Dans les zones rurales des États-Unis, de plus en plus de villes se mobilisent contre sa construction.
La course que mènent les grandes technologies pour dominer l’intelligence artificielle entraîne des investissements massifs dans les infrastructures des centres de données partout dans le monde, notamment aux États-Unis. Mais il y a déjà des localités qui s'en plaignent. Certains vont même jusqu’à interdire purement et simplement la construction de centres de données. Et il y a plusieurs raisons à cela, notamment en raison de sa consommation monstrueuse d’eau, d’électricité et de bruit.
Un cas sans précédent. Saline Township, une petite municipalité rurale du Michigan, a rejeté la construction d'un centre de données de 100 acres sur des terres agricoles. Comme le rapporte le Washington Post, le promoteur Related Digital a répondu par une action en justice, accompagné de voisins qui souhaitaient vendre leur terrain pour le projet. La ville a fini par céder à la menace d'un long processus juridique, n'obtenant que quelques concessions telles que des limites sur la consommation d'eau et des millions de dollars pour les pompiers. « Ils étaient entre le marteau et l'enclume », a expliqué Fred Lucas, procureur de la municipalité.
Pourquoi les protestations se multiplient. Pendant des décennies, les centres de données ont été des infrastructures discrètes nécessaires au fonctionnement d’Internet. Mais le boom de l’IA a accéléré sa construction à un rythme vertigineux, et les communautés locales ont commencé à en percevoir les inconvénients. Ben Green, professeur à l'Université du Michigan, note qu'« il y a eu un véritable changement au cours des six derniers mois : le public est devenu plus conscient de ce que sont les centres de données et est devenu plus sceptique ».

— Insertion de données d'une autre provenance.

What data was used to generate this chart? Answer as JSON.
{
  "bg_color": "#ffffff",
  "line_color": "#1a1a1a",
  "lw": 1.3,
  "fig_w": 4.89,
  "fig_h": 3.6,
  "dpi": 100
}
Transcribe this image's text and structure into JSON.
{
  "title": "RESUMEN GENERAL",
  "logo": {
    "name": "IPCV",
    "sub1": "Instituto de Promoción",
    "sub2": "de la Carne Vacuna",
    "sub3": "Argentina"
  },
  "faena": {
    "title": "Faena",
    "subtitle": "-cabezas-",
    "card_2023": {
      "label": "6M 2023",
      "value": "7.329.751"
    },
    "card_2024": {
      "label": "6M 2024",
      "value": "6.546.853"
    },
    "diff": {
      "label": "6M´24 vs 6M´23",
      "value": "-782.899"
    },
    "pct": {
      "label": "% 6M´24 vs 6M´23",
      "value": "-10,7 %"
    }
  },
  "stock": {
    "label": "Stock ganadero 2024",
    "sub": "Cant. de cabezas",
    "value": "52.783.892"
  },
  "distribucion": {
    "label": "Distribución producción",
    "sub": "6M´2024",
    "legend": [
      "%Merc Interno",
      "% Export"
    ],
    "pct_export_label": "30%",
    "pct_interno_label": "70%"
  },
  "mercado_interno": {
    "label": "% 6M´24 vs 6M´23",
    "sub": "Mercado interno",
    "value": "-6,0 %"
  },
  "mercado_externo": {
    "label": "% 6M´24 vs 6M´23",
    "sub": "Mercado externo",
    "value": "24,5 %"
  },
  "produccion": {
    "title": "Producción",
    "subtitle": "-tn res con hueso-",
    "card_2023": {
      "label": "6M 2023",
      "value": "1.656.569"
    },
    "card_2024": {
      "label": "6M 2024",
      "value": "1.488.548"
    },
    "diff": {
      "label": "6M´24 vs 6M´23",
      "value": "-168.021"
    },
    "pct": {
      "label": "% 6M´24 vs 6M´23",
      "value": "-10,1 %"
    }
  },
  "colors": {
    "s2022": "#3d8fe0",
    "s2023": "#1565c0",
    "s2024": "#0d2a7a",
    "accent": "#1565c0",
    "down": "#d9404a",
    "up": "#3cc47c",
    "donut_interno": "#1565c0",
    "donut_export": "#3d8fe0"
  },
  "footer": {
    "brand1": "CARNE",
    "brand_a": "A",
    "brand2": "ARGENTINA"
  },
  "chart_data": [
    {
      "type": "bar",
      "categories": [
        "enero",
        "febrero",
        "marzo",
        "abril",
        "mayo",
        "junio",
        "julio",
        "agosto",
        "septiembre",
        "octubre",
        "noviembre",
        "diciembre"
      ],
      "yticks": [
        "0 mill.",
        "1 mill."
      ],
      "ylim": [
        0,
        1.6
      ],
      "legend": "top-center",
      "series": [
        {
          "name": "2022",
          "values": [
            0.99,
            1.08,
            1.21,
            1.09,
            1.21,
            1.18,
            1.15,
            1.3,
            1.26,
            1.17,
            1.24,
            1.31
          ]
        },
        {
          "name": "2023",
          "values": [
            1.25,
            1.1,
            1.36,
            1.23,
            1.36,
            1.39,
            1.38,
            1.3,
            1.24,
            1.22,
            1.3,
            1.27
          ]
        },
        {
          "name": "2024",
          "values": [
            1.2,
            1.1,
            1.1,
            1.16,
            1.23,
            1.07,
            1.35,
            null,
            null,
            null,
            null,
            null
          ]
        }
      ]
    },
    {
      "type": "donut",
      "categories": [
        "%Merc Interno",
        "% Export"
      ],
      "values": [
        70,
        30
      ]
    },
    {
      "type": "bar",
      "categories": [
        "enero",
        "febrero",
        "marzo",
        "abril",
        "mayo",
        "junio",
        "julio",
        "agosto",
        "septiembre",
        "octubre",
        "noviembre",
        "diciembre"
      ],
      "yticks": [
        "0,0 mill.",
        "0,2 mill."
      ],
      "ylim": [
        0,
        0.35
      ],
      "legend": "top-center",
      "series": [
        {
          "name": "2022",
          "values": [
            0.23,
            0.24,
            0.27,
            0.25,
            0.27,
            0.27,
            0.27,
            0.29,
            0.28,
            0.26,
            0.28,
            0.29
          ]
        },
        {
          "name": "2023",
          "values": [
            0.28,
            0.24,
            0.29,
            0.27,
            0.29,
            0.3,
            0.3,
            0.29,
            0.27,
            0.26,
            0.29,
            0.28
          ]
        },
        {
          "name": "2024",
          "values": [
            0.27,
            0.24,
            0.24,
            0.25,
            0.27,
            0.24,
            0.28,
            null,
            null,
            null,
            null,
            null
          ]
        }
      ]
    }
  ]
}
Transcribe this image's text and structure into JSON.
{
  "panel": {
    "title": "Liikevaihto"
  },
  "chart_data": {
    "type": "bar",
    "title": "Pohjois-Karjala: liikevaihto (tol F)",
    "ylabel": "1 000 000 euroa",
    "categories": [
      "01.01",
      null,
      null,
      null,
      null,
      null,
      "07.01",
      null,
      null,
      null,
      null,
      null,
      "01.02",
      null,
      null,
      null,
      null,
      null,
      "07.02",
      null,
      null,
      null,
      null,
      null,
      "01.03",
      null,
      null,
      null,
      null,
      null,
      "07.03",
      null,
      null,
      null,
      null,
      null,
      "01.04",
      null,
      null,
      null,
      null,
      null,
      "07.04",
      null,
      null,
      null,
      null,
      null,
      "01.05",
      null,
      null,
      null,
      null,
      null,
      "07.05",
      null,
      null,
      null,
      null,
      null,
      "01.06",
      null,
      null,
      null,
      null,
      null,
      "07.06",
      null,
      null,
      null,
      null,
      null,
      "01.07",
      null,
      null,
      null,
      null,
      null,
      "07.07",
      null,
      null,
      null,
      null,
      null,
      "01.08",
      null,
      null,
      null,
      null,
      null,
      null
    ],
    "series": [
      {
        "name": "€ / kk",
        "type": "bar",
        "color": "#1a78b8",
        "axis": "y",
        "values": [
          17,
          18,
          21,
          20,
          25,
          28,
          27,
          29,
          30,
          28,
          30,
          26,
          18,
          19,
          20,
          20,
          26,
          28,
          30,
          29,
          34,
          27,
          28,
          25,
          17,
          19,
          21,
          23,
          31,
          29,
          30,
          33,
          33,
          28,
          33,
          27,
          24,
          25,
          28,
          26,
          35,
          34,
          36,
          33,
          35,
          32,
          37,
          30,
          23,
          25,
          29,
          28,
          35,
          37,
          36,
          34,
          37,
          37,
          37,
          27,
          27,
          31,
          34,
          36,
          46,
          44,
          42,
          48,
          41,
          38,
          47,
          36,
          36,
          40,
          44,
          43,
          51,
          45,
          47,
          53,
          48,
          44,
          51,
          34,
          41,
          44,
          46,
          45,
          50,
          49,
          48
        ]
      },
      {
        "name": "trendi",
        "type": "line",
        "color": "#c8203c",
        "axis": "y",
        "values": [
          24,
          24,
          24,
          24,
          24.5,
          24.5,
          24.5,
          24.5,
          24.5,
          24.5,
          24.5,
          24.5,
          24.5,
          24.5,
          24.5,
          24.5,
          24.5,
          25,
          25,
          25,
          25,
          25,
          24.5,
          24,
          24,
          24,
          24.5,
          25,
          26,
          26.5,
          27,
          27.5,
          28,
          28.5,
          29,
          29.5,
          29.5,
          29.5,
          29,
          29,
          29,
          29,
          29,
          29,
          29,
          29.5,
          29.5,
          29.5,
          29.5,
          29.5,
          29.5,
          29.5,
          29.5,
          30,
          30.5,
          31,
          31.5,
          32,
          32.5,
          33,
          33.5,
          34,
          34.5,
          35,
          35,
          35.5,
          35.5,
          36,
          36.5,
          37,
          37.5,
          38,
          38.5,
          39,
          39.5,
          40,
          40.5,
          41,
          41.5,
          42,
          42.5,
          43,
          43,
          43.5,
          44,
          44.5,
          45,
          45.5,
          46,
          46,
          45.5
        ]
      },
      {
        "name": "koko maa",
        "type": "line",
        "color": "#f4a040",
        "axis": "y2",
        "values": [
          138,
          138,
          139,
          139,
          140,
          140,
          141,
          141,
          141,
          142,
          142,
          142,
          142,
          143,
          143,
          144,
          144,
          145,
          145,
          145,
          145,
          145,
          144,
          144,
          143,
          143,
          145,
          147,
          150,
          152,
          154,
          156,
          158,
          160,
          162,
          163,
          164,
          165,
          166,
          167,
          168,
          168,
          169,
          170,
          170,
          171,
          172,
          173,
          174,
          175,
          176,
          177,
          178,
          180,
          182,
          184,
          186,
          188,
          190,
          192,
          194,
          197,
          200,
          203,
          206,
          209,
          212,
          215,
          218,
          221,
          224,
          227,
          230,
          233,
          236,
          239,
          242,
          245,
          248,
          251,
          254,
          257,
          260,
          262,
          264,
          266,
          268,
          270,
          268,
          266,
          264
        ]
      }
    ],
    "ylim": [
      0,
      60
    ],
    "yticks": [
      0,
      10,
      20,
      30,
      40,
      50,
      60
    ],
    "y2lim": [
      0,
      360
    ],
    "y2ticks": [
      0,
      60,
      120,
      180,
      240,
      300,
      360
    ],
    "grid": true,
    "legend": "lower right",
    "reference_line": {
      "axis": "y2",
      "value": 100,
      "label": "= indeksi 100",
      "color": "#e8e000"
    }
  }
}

Ce qu’ils offrent et ce qu’ils n’offrent pas aux villes. Les promoteurs promettent généralement des investissements fiscaux, des revenus municipaux et des emplois. Related Digital, par exemple, a offert 3,5 millions de dollars pour des logements abordables à Cheyenne, Wyoming. Cependant, les travaux de construction sont temporaires et une fois opérationnels, ces centres nécessitent très peu d'employés. Parallèlement, leur consommation d'énergie fait grimper les factures d'électricité des voisins et certains utilisent de grandes quantités d'eau pour refroidir leurs systèmes. Comme le rapportent les médias, à Memphis, les habitants ont protesté contre un centre de données xAI pour pollution par les turbines à gaz naturel.
Les villes qui ripostent. St. Charles, dans le Missouri, est allé au-delà des réticences en adoptant à l'unanimité un moratoire d'un an interdisant toute construction de centres de données. La décision est intervenue après que le promoteur CRG a proposé une installation de 178 hectares à proximité de puits d'eau potable, sans divulguer la consommation d'eau prévue ni les niveaux de bruit. « On dirait presque qu'ils essayaient de forcer les gens à le faire avaler », a déclaré un voisin de 78 ans au média. CRG a retiré sa candidature avant le vote.

Même avec un investissement d’un million de dollars, la peur persiste. Lordstown, Ohio, a accueilli avec enthousiasme une partie du projet Stargate, un investissement de 500 milliards de dollars mené par OpenAI et SoftBank, visant à reconvertir une ancienne usine de General Motors fermée en 2019. L'idée était de fabriquer des composants de centre de données sur place, avec une petite installation de démonstration. Mais lorsque les annonces d'OpenAI ont fait craindre la création d'un centre de données à grande échelle, le conseil municipal a interdit définitivement les nouveaux centres de données, à la seule exception de l'installation déjà convenue. « Les gens ont paniqué », a expliqué le maire Jackie Woodward au média.
La Virginie, épicentre du débat politique. La question des datacenters est également devenue un enjeu électoral en Virginie, l’un des États les plus touchés par cette expansion. Dans le comté de Prince William, près de Washington DC, candidats républicains et démocrates s'affrontent pour savoir qui peut promettre des mesures plus sévères contre ces infrastructures. « Je pense que nous devrions interdire tous les futurs centres de données », a déclaré le candidat républicain Patrick Harders lors d'un débat, tandis que son rival démocrate George Stewart a reconnu que « le poids écrasant des centres de données » était une crise, les grandes entreprises « nous faisant payer, en tant que résidents, leur énergie ».
Le futur immédiat. Avec des milliards de dollars d’investissements récents et une demande énergétique pour l’IA qui ne cesse de croître, tout indique que ce conflit ne fait que commencer. Les entreprises technologiques ont besoin de ces infrastructures pour promouvoir leur technologie basée sur l’intelligence artificielle générative, mais les localités aux États-Unis sont de plus en plus réticentes à les construire.